Der Deutsche Gewerkschaftsbund (DGB) lobte am 07.11.2022 in der Anhörung einerseits die Vier-Fünftel-Regelung und den Paragrafen 36 zur Missbrauchsbekämpfung im MgFSG, sah aber trotzdem "hohes Gefahrenpotenzial". Aus Sicht des DGB umfasst der Entwurf nicht die im Koalitionsvertrag vereinbarten umfassenden Regelungen zum Schutz der Unternehmensmitbestimmung vor missbräuchlicher Umgehung. Nach Angaben von Rüdiger Sick von der Hans-Böckler-Stiftung hatten sich 2020 mindestens 307 Unternehmen mit jeweils mehr als 2.000 Beschäftigten der paritätischen Mitbestimmung im Aufsichtsrat entzogen oder deren Anwendung gesetzwidrig ignoriert. 113 Unternehmen hätten legale Konstruktionen zur Mitbestimmungsvermeidung gewählt, etwa Stiftungen oder GmbH & Co. KG, 113 weitere die Mitbestimmung rechtswidrig ignoriert, wobei man die Frage nach der Compliance stellen müsse. Vier von fünf Europäischen Gesellschaften (SE) hätten keine paritätische Mitbestimmung.

Weiterentwicklung der Mitbestimmung im europäischen Kontext

Missbrauch soll laut MgFSG dann vorliegen, wenn innerhalb von vier Jahren ab Wirksamwerden des grenzüberschreitenden Vorhabens strukturelle Änderungen erfolgen, die bewirken, dass ein Schwellenwert die Mitbestimmungsgesetze im Sitzstaat überschreitet oder sonst Arbeitnehmern Mitbestimmungsrechte vorenthalten oder entzogen werden. Jan Grüneberg vom DGB könnte sich statt vier auch fünf Jahre vorstellen, während Hendrik Otto, Vorstandsmitglied der Wepa-Gruppe, eines Hygieneprodukte-Herstellers im Sauerland, eher an einen kürzeren Zeitraum dachte, da vier Jahre doch "relativ lang" seien. Otto lobte im Übrigen die Rechtssicherheit durch die geplanten Regelungen und auch die Verhandlungslösung. Im europäischen Kontext gebe es nun weitere Handlungsoptionen gerade für Familienunternehmen.

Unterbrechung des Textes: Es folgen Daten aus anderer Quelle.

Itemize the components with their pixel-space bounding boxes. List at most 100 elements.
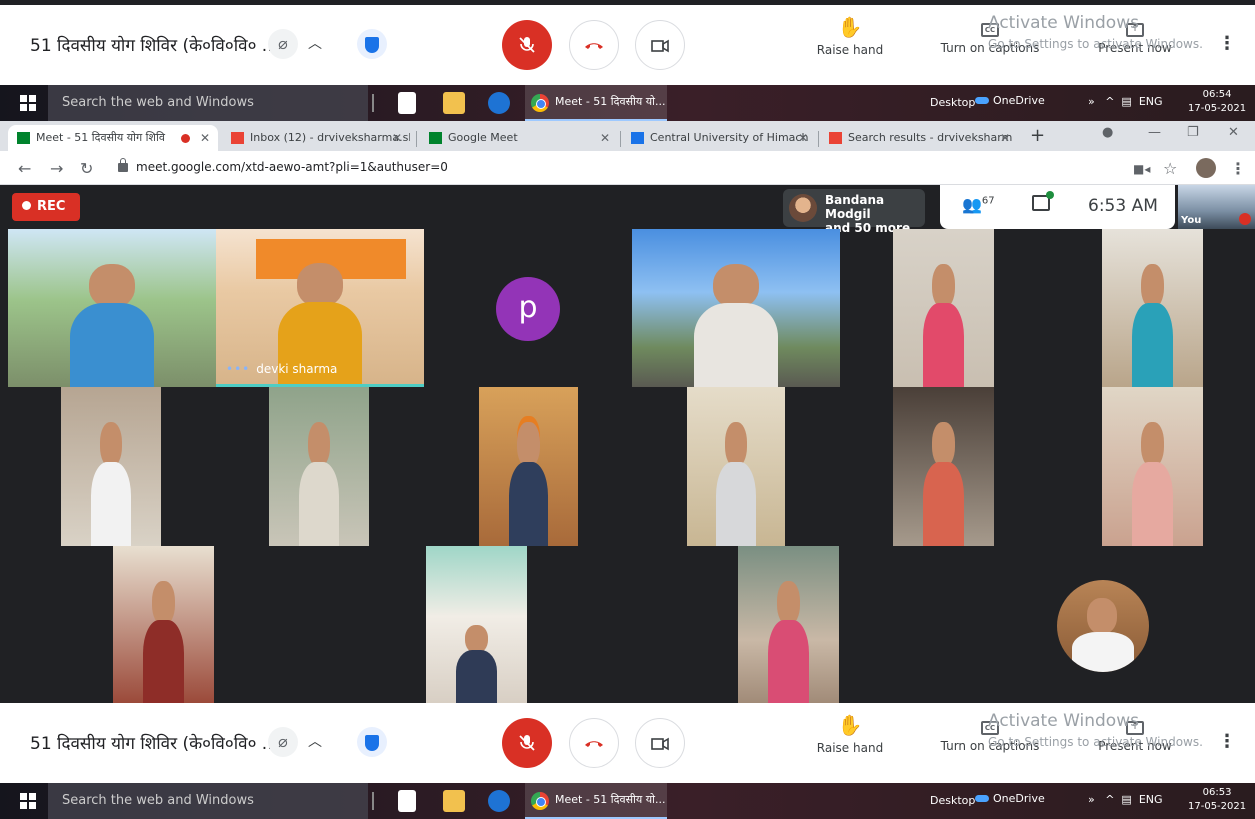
close-tab-icon[interactable]: ✕ xyxy=(392,125,402,151)
tab-search-results[interactable]: Search results - drviveksharm ✕ xyxy=(820,125,1018,151)
onedrive-label: OneDrive xyxy=(993,792,1045,805)
tab-inbox[interactable]: Inbox (12) - drviveksharma.sk ✕ xyxy=(222,125,410,151)
participant-tile[interactable] xyxy=(893,387,994,546)
taskbar-search[interactable]: Search the web and Windows xyxy=(48,783,368,819)
presenter-chip[interactable]: Bandana Modgil and 50 more xyxy=(783,189,925,235)
onedrive-toolbar[interactable]: OneDrive xyxy=(975,85,1045,117)
self-view-tile[interactable]: You xyxy=(1178,185,1255,229)
participant-tile[interactable] xyxy=(687,387,785,546)
meeting-info-box: 👥67 6:53 AM xyxy=(940,185,1175,229)
participant-tile[interactable] xyxy=(1102,387,1203,546)
restore-button[interactable]: ❐ xyxy=(1187,125,1199,140)
edge-icon[interactable] xyxy=(488,790,510,812)
lang-indicator[interactable]: ENG xyxy=(1139,793,1163,806)
onedrive-toolbar[interactable]: OneDrive xyxy=(975,783,1045,815)
taskbar-meet-window[interactable]: Meet - 51 दिवसीय यो... xyxy=(525,85,667,121)
edge-icon[interactable] xyxy=(488,92,510,114)
shield-icon[interactable] xyxy=(357,727,387,757)
people-button[interactable]: 👥67 xyxy=(962,195,995,214)
desktop-toolbar[interactable]: Desktop xyxy=(930,85,975,121)
taskbar-clock[interactable]: 06:53 17-05-2021 xyxy=(1188,786,1246,814)
camera-indicator-icon[interactable]: ■◂ xyxy=(1133,162,1150,176)
system-tray[interactable]: » ^ ▤ ENG xyxy=(1088,85,1163,119)
back-arrow-icon[interactable]: ← xyxy=(18,159,31,178)
taskbar-meet-label: Meet - 51 दिवसीय यो... xyxy=(555,793,666,806)
windows-start-icon[interactable] xyxy=(20,95,36,111)
participant-tile[interactable] xyxy=(269,387,369,546)
close-window-button[interactable]: ✕ xyxy=(1228,125,1239,140)
raise-hand-button[interactable]: ✋ Raise hand xyxy=(810,15,890,57)
tab-central-university[interactable]: Central University of Himach ✕ xyxy=(622,125,816,151)
hand-icon: ✋ xyxy=(837,15,863,39)
browser-tab-strip: Meet - 51 दिवसीय योग शिवि ✕ Inbox (12) -… xyxy=(0,121,1255,151)
participant-tile[interactable] xyxy=(113,546,214,703)
url-field[interactable]: meet.google.com/xtd-aewo-amt?pli=1&authu… xyxy=(136,160,448,174)
browser-menu-icon[interactable]: ⋮ xyxy=(1230,159,1246,178)
participant-avatar[interactable]: p xyxy=(496,277,560,341)
paperclip-icon[interactable]: ⌀ xyxy=(268,29,298,59)
store-icon[interactable] xyxy=(398,790,416,812)
camera-button[interactable] xyxy=(635,718,685,768)
participant-tile[interactable] xyxy=(426,546,527,703)
chat-icon[interactable] xyxy=(1032,191,1054,211)
participant-tile[interactable] xyxy=(1102,229,1203,387)
more-options-icon[interactable]: ⋮ xyxy=(1218,33,1236,54)
participant-tile[interactable] xyxy=(61,387,161,546)
participant-circle-avatar[interactable] xyxy=(1057,580,1149,672)
windows-taskbar-top: Search the web and Windows Meet - 51 दिव… xyxy=(0,85,1255,121)
taskbar-search[interactable]: Search the web and Windows xyxy=(48,85,368,121)
bookmark-star-icon[interactable]: ☆ xyxy=(1163,159,1177,178)
lang-indicator[interactable]: ENG xyxy=(1139,95,1163,108)
raise-hand-button[interactable]: ✋ Raise hand xyxy=(810,713,890,755)
file-explorer-icon[interactable] xyxy=(443,92,465,114)
end-call-button[interactable] xyxy=(569,20,619,70)
camera-button[interactable] xyxy=(635,20,685,70)
paperclip-icon[interactable]: ⌀ xyxy=(268,727,298,757)
participant-video xyxy=(716,421,756,546)
mic-off-button[interactable] xyxy=(502,718,552,768)
reload-icon[interactable]: ↻ xyxy=(80,159,93,178)
taskbar-meet-window[interactable]: Meet - 51 दिवसीय यो... xyxy=(525,783,667,819)
chevron-up-icon[interactable]: ︿ xyxy=(304,29,326,59)
forward-arrow-icon[interactable]: → xyxy=(50,159,63,178)
meet-control-bar-bottom: 51 दिवसीय योग शिविर (के०वि०वि० ... ⌀ ︿ ✋… xyxy=(0,703,1255,783)
participant-tile-active-speaker[interactable]: ••• devki sharma xyxy=(216,229,424,387)
participant-tile[interactable] xyxy=(893,229,994,387)
tab-search-results-label: Search results - drviveksharm xyxy=(848,131,1013,144)
more-dots-icon[interactable]: ••• xyxy=(226,362,250,376)
taskbar-clock[interactable]: 06:54 17-05-2021 xyxy=(1188,88,1246,116)
file-explorer-icon[interactable] xyxy=(443,790,465,812)
meeting-title[interactable]: 51 दिवसीय योग शिविर (के०वि०वि० ... xyxy=(30,731,278,754)
close-tab-icon[interactable]: ✕ xyxy=(798,125,808,151)
tab-search-icon[interactable]: ● xyxy=(1102,125,1113,140)
close-tab-icon[interactable]: ✕ xyxy=(200,125,210,151)
new-tab-button[interactable]: + xyxy=(1030,125,1045,146)
shield-icon[interactable] xyxy=(357,29,387,59)
participant-tile[interactable] xyxy=(738,546,839,703)
muted-icon xyxy=(1239,213,1251,225)
meeting-title[interactable]: 51 दिवसीय योग शिविर (के०वि०वि० ... xyxy=(30,33,278,56)
tab-google-meet[interactable]: Google Meet ✕ xyxy=(420,125,618,151)
minimize-button[interactable]: — xyxy=(1148,125,1161,140)
end-call-button[interactable] xyxy=(569,718,619,768)
chevron-up-icon[interactable]: ︿ xyxy=(304,727,326,757)
more-options-icon[interactable]: ⋮ xyxy=(1218,731,1236,752)
participant-tile[interactable] xyxy=(8,229,216,387)
raise-hand-label: Raise hand xyxy=(816,741,884,755)
system-tray[interactable]: » ^ ▤ ENG xyxy=(1088,783,1163,817)
taskbar-separator xyxy=(372,94,374,112)
lock-icon[interactable] xyxy=(118,158,128,172)
avatar-face xyxy=(1087,598,1117,634)
windows-start-icon[interactable] xyxy=(20,793,36,809)
clock-time: 06:54 xyxy=(1202,89,1232,100)
close-tab-icon[interactable]: ✕ xyxy=(600,125,610,151)
participant-tile[interactable] xyxy=(632,229,840,387)
mic-off-button[interactable] xyxy=(502,20,552,70)
desktop-toolbar[interactable]: Desktop xyxy=(930,783,975,819)
hand-icon: ✋ xyxy=(837,713,863,737)
profile-avatar[interactable] xyxy=(1196,158,1216,178)
store-icon[interactable] xyxy=(398,92,416,114)
tab-meet[interactable]: Meet - 51 दिवसीय योग शिवि ✕ xyxy=(8,125,218,151)
close-tab-icon[interactable]: ✕ xyxy=(1000,125,1010,151)
participant-tile[interactable] xyxy=(479,387,578,546)
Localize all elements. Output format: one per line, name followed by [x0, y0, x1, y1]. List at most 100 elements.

Arbeitgeber zeigen sich mit dem Entwurf weitgehend zufrieden

Aus Sicht von Thomas Prinz von der Bundesvereinigung der Deutschen Arbeitgeberverbände (BDA) wird das Ziel erreicht, die Mitbestimmung zu erhalten. Er kritisierte allerdings, dass das MgFSG von "möglichem Missbrauch" spricht, was ein unglücklicher Wortlaut sei, da Betriebsübergänge zu einem Missbrauch gemacht würden. Aus Sicht der BDA hat sich das Verhandlungsmodell der SE "sehr bewährt" und werde auch als Vorbild für das deutsche Mitbestimmungsmodell gesehen. Patrick Mückl, Düsseldorfer Fachanwalt für Arbeitsrecht, nannte die Mitbestimmungsregeln “nicht richtlinienkonform“, da die Gesellschaftsrechtsrichtlinie keine Regelung enthalte, um Anwartschaftsrechte zu schützen. Unglücklich sei auch, dass im Missbrauchsparagrafen von “strukturellen Änderungen“ gesprochen werde, was über das Ziel der Richtlinie hinausgehe.

Redaktion beck-aktuell, 8. November 2022.